The Ministerial Order states that “persons are deemed to be in each other’s presence while connected to each other by an electronic method of communication in which they are able to see, hear and communicate with each other in real time.” The use of these electronic methods of communication are limited, however, to those situations in which “a lawyer who is an active member as defined in the Legal Profession Act is providing … legal advice and services respecting the making, signing and witnessing…” of the personal directive, power of attorney or will. Active members of the Law Society, by definition, do not include students-at-law. 

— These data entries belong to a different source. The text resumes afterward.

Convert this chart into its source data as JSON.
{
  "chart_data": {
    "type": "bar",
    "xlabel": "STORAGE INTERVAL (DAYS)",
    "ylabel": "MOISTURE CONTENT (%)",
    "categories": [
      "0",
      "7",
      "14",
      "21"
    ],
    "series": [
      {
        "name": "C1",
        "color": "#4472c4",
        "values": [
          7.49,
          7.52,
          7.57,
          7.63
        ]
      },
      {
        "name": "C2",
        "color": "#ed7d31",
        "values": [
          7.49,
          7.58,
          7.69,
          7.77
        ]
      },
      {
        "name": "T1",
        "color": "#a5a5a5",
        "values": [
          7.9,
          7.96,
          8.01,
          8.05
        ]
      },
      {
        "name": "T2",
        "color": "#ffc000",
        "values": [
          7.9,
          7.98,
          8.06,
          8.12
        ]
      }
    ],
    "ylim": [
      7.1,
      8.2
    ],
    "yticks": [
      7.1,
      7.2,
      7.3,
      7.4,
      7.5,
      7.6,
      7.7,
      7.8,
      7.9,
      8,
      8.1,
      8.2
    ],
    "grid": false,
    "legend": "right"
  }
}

Please also note that the Ministerial Order applies to the WSA when testators are signing their wills, as well as in circumstances where testators are directing other individuals to sign on their behalf, and in their presence. 

Personal directives, powers of attorney and wills are important estate planning documents. It is essential for lawyers to ensure, when assisting clients with the execution of these documents by video-conferencing, that they take all necessary precautions to assess issues related to competence, fraud, undue influence and duress. Please review the guidance on our website related to the remote execution and witnessing of real estate documents, for additional tips on conducting video client meetings and overseeing the execution of these important documents.
Ministerial Order from Minister of Children's Services
Ministerial Order from the Minister of Children's Services suspending limitation and time periods set out in various acts and regulations during the COVID-19 pandemic. Limitation and time periods set out under these acts and regulations are suspended from March 17, 2020 until June 1, 2020.